Sounds like an interesting read.

A nice memory I have of my time spent in Spain is travelling past the olive and cork groves - lovely old, old trees.

Kate said...

I'm sorry that I'm so busy these days & haven't much time to read (or write) blogs. Frazzlin' job anyway! Just as soon as I get my juggling act rearranged so it works, you'll see more of me.

Anonymous said...

found visser's book on the shelf at powell's in portland, oregon, a few years ago. loved the title. hoped she might talk about kitchen composting as important for what we do with kitchen waste after dinner.

Gina said...

To me, it means that you and your culture don't count. That we don't have the time/inclination to educate ourselves as to your history, we'll just go ahead and do what we want. Or even worse, we do know what we're doing and we hate you enough/are indifferent enough that we don't care.

So sad.

Anonymous said...

Not much of a Tom Friedman fan any more, but "The Lexus and the Olive Tree" is a helluva book. A great read if you want to understand the difference between our cultures.

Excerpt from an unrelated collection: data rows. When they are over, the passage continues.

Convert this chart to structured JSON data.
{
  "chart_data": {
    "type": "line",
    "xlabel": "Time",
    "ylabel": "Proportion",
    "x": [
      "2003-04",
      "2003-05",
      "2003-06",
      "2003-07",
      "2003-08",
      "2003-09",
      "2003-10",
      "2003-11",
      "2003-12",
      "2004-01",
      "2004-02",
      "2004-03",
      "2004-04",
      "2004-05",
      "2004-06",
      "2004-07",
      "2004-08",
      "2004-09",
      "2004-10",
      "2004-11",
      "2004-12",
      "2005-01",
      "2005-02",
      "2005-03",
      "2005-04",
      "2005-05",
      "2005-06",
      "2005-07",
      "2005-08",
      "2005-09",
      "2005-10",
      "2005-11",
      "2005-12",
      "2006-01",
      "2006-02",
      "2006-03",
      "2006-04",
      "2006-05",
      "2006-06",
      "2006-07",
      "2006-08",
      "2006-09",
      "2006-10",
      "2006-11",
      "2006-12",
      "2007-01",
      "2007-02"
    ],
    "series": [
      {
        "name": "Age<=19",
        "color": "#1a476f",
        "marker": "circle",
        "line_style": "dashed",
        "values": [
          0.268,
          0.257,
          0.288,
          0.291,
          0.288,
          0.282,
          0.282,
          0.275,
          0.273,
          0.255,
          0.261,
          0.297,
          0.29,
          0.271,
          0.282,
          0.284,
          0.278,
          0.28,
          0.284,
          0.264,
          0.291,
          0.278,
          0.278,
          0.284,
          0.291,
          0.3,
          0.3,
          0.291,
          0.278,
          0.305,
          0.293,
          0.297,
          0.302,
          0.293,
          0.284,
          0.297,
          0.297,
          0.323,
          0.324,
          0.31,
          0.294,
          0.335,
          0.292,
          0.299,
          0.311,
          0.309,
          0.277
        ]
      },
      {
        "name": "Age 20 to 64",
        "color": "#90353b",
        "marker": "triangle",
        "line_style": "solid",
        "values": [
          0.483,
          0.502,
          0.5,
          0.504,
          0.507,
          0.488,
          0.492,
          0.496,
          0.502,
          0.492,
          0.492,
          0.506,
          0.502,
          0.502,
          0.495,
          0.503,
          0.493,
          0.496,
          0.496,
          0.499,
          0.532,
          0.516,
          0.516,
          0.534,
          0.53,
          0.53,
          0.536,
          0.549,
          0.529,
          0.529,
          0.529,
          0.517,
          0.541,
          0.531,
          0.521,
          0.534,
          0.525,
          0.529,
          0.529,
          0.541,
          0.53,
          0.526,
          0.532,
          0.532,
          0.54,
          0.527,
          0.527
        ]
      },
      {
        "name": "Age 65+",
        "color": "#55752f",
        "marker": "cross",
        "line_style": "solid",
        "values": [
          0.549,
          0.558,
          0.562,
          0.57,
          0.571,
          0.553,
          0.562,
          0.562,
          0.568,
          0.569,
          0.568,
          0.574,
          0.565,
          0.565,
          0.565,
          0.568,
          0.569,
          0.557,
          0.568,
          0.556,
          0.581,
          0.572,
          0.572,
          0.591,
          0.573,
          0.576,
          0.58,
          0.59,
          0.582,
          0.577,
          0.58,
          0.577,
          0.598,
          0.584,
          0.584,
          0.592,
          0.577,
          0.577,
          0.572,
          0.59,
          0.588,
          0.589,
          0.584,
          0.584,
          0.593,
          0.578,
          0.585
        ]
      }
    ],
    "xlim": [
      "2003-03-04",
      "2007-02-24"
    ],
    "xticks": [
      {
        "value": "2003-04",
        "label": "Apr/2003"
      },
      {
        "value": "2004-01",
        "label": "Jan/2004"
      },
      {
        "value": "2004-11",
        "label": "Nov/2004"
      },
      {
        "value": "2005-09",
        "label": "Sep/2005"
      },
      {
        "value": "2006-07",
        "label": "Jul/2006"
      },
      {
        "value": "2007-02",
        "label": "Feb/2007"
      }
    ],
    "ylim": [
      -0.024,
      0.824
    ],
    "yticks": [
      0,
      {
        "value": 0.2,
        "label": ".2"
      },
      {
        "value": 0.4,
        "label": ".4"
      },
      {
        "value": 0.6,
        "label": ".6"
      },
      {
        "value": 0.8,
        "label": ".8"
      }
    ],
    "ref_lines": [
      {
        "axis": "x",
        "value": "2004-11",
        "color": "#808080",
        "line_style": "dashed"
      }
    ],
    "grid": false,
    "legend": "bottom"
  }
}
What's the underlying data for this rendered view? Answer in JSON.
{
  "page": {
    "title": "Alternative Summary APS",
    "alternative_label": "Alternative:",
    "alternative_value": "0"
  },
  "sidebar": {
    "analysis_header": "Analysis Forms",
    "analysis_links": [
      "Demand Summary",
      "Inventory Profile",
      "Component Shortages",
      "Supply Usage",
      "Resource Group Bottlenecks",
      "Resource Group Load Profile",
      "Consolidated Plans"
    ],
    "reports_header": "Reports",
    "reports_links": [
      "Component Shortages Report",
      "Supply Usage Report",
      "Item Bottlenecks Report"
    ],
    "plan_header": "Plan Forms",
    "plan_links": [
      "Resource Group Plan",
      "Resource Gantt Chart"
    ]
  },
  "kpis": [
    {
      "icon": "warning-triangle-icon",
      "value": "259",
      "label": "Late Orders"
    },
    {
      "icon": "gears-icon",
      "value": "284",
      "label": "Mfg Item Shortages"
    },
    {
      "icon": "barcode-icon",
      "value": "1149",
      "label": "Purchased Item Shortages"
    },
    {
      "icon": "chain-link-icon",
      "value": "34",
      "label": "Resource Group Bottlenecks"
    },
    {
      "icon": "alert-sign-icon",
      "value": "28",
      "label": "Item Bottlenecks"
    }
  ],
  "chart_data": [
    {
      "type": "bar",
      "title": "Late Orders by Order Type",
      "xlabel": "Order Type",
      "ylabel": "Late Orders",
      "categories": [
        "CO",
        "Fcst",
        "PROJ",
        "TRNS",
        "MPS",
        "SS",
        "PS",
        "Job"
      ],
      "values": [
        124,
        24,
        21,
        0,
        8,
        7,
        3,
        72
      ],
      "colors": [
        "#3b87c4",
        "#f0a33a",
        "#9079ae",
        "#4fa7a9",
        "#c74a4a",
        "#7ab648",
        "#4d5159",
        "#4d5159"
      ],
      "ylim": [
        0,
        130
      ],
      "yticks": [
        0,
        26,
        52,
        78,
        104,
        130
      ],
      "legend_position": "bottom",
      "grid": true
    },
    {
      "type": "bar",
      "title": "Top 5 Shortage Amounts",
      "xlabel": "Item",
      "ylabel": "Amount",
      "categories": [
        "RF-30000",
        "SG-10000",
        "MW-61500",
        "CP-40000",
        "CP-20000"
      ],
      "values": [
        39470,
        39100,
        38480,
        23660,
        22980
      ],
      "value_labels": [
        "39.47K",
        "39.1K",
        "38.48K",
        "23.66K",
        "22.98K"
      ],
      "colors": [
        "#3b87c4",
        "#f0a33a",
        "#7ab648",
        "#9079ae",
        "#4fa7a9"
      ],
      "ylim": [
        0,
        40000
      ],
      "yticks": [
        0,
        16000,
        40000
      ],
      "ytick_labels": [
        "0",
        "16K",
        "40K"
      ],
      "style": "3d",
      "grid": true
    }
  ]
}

The Israelis have created a horrible situation for the Palestinians, and the double standard in how we look at the two groups is astounding to me. It is very sad that our society fails to understand the cultures and politics of the middle east, and we have payed so much for it now in blood and dollars.

And the cost will get higher. And all for oil, so we have cheap energy that ends up costing us our well being as global warming sets in, costs us our entire environment.

Hopr you save a plave for us up north, when it's the best place on the planet to live (I know, you already think so!) I'm sure I'll be moving northward in the next few years, although perhaps not Alaska. Right now I'm looking at the Washington/Vancouver area. Who knows, though, maybe even further north, we'll see.

Maya's Granny said...

When I read about the olive trees in the book, I found myself crying. I had always hated that the groves were ripped out, even when I had no idea of everything that it meant. But, once I knew . . . it just seemed so many times more unspeakable than it had before.